Background: Influenza A viruses (IAV) exhibit vast genetic mutability and have great zoonotic potential to infect avian and mammalian hosts and are known to be responsible for a number of pandemics. A key computational issue in influenza prevention and control is the identification of molecular signatures with cross-species transmission potential. We propose an adjusted entropy-based host-specific signature identification method that uses a similarity coefficient to incorporate the amino acid substitution information and improve the identification performance. Mutations in the polymerase genes (e.g., PB2) are known to play a major role in avian influenza virus adaptation to mammalian hosts. We thus focus on the analysis of PB2 protein sequences and identify host specific PB2 amino acid signatures.

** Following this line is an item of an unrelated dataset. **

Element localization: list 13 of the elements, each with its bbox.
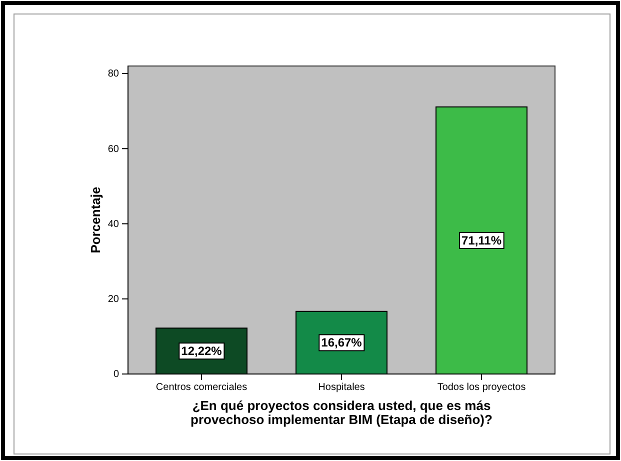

Results: Validation with a set of H5N1 PB2 sequences from 1996 to 2006 results in adjusted entropy having a 40% false negative discovery rate compared to a 60% false negative rate using unadjusted entropy. Simulations across different levels of sequence divergence show a false negative rate of no higher than 10% while unadjusted entropy ranged from 9 to 100%. In addition, under all levels of divergence adjusted entropy never had a false positive rate higher than 9%. Adjusted entropy also identifies important mutations in H1N1pdm PB2 previously identified in the literature that explain changes in divergence between 2008 and 2009 which unadjusted entropy could not identify.
Conclusions: Based on these results, adjusted entropy provides a reliable and widely applicable host signature identification approach useful for IAV monitoring and vaccine development.